For the friends I interact with every day, the updates would often be about the mundane. We’d chat about what we’d read that day, what they were cooking for dinner, or which pants go with which top. I tell them all “about the little things” that happen in my life - all the things that make me, me.
For the friends I catch up with every few weeks - months, substantial life updates are shared. So and so broke up with this person, they signed this job offer, and all you’d hear about work or their new apartment is that it was good. We live our separate lives and tell each other about these changes as opposed to living a life together.
Not to say that it is much better to speak each day, and the value of your relationship with someone depends on far more than time and is deeply personal! This essay is merely a generalization and anecdotal.
The way I look at it is:
The peaks (high) and troughs (low) on the curve are the substantial updates you find in the friendships with space. The ones where you have the privilege of catching up every few weeks or the months you’re back in the same place.
In calculus terms: You have only that point in space, a single XY coordinate of information.
Every other piece on the x-axis includes the changes leading up to the peak or trough. With the friends I interact with every day, I understand all the intermediary pieces that lead to this life update.
In calculus terms: Each of those rectangles can be summed to give you the entire area below the x-axis and above the trough, you have a set of points that all relate to each other. We can use this information to establish an equation for our curve.
Deriving this equation will help us identify the points of our peaks/troughs, the period (the pace at which these updates happen), the amplitude (the impact of these peaks/troughs relative to all other points), etc. - we understand the situation in far more clarity.
Let’s come back to the original question of the article … can you fill up space?
If enough time passes, can you go back to what once existed?
Yes and no.
Yes, you can know someone again. With enough time and energy invested, you can understand the person that they are today. But no, you can never know the version of them that existed during the period in which you had this space.
You can try to fill back the space, yet each time there’s a joke you don’t quite understand or mentions of a name you’ve never heard before, you will be reminded of this time apart.
I hear people say quite often when reunited with old friends: It feels like no time has passed. I think this can be true if you seek out significant updates. If understanding the journey to these updates doesn’t matter anymore, then yes, it will feel like no time has passed.
When you try again to understand all the little things in someone’s life, it may feel as if you are a set of people who have diverged so far that everything feels slightly disjointed. The interests that once tied you together may not exist anymore or the flow of conversation and inside jokes cease to exist beyond memories. The only thing that can keep this friendship afloat is a desire to keep it afloat, yet desire without mutual action often leads to nothing. With so much time in between interactions, that desire often slowly yet surely disintegrates.

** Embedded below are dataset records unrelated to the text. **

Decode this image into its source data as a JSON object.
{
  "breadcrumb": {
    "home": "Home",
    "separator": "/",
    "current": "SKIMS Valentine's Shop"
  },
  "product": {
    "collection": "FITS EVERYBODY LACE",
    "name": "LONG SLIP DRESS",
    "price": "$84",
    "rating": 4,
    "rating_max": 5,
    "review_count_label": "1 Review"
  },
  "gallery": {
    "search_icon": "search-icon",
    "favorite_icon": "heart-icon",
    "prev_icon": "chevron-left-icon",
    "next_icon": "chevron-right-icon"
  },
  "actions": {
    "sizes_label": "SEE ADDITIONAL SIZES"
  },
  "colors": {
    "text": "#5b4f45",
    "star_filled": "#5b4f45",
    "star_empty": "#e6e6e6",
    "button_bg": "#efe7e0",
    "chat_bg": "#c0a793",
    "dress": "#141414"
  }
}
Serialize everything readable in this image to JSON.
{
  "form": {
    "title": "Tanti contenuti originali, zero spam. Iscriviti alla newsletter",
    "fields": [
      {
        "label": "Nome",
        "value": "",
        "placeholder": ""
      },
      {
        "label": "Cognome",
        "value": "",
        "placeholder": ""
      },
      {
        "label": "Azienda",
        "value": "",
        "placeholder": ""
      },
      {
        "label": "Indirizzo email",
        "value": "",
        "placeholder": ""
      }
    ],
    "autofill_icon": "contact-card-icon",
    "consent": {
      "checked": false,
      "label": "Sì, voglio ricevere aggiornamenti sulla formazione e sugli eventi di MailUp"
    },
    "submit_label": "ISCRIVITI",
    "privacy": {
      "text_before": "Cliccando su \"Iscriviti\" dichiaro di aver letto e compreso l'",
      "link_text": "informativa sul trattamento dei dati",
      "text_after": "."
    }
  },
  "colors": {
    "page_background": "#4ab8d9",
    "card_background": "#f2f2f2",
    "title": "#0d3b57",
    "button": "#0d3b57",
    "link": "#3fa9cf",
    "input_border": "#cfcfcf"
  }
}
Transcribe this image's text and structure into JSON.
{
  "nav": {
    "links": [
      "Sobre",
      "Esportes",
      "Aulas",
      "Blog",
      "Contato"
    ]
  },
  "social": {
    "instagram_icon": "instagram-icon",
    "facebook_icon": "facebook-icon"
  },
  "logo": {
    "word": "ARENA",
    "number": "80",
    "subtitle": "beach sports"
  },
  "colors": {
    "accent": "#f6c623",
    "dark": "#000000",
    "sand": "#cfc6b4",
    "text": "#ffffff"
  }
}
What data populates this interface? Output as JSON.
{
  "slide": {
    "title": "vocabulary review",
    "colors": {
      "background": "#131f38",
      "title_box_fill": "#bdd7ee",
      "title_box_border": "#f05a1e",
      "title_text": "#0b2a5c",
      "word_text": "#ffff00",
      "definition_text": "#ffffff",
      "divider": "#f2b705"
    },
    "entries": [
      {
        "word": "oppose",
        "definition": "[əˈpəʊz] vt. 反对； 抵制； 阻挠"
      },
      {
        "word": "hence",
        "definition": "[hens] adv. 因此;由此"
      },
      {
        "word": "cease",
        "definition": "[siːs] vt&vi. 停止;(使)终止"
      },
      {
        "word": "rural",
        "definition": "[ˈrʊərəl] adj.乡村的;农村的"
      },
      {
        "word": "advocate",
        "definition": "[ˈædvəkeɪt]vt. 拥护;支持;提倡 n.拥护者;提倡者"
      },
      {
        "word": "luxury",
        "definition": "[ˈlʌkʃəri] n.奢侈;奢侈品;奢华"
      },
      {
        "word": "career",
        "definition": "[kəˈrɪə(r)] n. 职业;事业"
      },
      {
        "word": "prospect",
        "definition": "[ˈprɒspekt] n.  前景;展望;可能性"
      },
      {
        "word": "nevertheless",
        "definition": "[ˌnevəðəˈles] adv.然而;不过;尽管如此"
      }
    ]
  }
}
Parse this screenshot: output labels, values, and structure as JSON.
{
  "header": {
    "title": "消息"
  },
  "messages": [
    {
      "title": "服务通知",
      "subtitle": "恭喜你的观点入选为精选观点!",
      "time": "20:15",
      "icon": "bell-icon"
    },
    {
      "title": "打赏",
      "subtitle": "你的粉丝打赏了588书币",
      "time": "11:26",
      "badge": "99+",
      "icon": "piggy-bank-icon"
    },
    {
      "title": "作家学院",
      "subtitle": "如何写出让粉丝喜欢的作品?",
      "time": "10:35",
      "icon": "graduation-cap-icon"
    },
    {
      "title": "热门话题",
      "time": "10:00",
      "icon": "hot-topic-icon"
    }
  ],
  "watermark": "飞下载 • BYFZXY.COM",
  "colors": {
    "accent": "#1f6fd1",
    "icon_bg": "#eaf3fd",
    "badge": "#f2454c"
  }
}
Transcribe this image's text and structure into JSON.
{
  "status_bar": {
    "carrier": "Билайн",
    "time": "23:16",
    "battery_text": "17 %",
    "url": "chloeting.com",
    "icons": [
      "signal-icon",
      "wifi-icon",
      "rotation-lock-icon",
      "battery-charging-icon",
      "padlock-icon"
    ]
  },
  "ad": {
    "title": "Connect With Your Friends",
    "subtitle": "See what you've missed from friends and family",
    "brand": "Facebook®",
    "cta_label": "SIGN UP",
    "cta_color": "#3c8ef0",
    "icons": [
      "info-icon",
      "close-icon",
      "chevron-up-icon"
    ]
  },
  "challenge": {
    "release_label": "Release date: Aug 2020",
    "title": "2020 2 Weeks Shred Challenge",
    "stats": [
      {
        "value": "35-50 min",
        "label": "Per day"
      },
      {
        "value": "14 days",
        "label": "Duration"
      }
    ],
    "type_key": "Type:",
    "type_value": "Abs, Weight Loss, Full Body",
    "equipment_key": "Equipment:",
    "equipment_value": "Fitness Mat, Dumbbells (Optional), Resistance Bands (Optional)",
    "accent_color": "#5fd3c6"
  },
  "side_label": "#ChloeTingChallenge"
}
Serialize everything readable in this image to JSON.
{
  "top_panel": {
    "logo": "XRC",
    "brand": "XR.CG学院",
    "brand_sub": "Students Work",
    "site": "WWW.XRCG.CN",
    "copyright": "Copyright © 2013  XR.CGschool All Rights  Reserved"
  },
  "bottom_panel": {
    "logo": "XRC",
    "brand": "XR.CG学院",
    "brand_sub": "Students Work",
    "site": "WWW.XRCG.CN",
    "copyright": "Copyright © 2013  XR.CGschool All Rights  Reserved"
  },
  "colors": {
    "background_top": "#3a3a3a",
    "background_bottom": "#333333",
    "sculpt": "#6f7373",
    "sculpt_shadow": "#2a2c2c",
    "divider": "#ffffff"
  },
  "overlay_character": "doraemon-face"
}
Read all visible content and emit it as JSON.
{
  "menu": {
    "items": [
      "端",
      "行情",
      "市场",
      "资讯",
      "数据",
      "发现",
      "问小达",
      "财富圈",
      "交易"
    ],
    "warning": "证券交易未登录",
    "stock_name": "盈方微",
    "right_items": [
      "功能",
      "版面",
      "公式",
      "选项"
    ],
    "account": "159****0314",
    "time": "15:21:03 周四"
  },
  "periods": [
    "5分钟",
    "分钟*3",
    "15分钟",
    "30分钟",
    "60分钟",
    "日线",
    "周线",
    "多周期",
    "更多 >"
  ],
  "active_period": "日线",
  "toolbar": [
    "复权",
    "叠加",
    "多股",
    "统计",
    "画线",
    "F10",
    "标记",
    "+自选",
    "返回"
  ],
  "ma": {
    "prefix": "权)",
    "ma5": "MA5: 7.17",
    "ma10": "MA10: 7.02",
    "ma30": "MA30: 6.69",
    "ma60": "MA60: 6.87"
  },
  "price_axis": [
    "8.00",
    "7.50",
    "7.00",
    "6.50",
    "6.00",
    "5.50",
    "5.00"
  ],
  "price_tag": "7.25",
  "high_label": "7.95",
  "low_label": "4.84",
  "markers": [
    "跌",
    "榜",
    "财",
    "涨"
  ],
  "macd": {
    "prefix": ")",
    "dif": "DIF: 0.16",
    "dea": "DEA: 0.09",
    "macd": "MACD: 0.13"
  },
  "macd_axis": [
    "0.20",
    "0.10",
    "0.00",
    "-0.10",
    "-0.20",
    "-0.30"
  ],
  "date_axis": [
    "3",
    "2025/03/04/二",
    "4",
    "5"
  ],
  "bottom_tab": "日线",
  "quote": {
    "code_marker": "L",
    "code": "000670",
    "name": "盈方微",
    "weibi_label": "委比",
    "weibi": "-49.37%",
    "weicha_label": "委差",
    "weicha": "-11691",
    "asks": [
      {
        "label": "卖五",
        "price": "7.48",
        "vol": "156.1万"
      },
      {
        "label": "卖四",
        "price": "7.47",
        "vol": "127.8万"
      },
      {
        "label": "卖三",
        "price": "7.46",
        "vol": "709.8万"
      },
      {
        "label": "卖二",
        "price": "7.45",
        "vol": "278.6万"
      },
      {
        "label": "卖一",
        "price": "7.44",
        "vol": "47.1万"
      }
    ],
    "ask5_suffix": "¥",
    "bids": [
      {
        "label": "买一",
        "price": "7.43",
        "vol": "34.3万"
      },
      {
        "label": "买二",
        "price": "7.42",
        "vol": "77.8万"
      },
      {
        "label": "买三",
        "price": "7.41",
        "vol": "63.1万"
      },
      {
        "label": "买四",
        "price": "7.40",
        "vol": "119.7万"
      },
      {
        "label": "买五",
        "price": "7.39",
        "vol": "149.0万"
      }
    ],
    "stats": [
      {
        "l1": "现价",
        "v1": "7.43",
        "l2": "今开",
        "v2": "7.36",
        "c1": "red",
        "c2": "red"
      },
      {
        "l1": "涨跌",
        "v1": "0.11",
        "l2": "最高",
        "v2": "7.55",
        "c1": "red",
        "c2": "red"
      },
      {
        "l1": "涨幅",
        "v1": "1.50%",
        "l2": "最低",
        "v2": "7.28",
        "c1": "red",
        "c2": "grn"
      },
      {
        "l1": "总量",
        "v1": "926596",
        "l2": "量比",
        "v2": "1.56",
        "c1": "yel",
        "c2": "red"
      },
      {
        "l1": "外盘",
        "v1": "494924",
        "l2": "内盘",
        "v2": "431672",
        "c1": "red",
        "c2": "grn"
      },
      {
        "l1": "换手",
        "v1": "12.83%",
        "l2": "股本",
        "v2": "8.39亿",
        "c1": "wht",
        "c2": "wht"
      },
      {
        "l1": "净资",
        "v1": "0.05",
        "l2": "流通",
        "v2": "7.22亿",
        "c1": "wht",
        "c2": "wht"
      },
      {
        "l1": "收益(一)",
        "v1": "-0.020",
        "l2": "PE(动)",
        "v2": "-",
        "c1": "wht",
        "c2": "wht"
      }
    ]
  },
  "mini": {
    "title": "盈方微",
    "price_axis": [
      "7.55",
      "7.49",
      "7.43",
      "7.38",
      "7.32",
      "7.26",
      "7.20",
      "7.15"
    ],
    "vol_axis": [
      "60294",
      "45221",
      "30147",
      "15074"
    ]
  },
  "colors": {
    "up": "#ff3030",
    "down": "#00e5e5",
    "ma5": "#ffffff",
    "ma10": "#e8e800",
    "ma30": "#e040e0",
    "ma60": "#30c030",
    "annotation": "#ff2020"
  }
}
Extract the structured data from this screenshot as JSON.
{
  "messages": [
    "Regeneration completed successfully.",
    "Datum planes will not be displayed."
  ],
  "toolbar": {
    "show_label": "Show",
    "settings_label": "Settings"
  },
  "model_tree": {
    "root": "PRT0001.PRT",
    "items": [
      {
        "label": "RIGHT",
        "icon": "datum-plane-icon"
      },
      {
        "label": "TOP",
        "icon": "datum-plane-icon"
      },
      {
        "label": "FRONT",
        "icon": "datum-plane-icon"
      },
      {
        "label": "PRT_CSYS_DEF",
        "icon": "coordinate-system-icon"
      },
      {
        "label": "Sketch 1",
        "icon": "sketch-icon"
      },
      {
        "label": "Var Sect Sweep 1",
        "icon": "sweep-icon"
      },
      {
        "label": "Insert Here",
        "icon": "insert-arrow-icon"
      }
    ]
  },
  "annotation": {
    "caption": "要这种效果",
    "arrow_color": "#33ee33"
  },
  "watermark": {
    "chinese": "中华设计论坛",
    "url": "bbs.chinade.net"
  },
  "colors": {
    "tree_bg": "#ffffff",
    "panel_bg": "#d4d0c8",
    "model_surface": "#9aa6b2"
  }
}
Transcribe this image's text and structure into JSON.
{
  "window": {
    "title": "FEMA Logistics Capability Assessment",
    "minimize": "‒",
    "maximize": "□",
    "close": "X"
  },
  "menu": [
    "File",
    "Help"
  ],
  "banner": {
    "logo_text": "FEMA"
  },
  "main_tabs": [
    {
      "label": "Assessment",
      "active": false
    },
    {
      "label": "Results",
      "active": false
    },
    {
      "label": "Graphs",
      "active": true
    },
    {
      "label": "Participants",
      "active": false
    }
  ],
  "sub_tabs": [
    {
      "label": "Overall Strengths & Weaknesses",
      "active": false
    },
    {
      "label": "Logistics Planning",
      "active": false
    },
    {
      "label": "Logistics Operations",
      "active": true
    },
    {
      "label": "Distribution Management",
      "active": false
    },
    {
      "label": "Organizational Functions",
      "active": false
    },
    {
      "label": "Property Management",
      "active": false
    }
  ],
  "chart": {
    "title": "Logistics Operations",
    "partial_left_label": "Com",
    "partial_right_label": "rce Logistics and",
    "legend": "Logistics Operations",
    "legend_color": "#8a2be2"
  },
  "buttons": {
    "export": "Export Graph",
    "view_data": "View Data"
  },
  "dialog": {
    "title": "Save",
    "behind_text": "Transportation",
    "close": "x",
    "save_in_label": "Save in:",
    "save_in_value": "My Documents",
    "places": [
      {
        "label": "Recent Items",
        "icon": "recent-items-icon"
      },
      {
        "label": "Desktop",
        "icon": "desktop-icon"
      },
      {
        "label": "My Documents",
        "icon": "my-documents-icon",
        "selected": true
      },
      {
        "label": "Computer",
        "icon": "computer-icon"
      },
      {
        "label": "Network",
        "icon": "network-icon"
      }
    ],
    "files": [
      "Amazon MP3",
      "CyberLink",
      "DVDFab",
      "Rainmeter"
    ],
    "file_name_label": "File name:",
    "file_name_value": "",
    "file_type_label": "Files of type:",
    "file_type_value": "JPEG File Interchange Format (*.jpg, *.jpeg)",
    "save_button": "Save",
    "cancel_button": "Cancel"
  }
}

During the pandemic, it felt as if time froze. We stayed in our hometowns, stayed in previous relationships, and stayed still. As the world slowly opens up again, we are constantly meeting new people, exploring new cities, and finally experiencing life in our 20s. I imagine this is why so many relationships outlasted the pandemic because our lives were changing in much smaller ways without the introduction of physical interactions. But now, everything around us (and everyone) is constantly changing. Attempting to fill this space is especially nerve-wracking because you must open yourself up to the possibility of rejection and confirmation that things have changed.
But - hear me out: change is important. This push and pull between two people are merely part of the human experience, and this space often makes space for another set(s).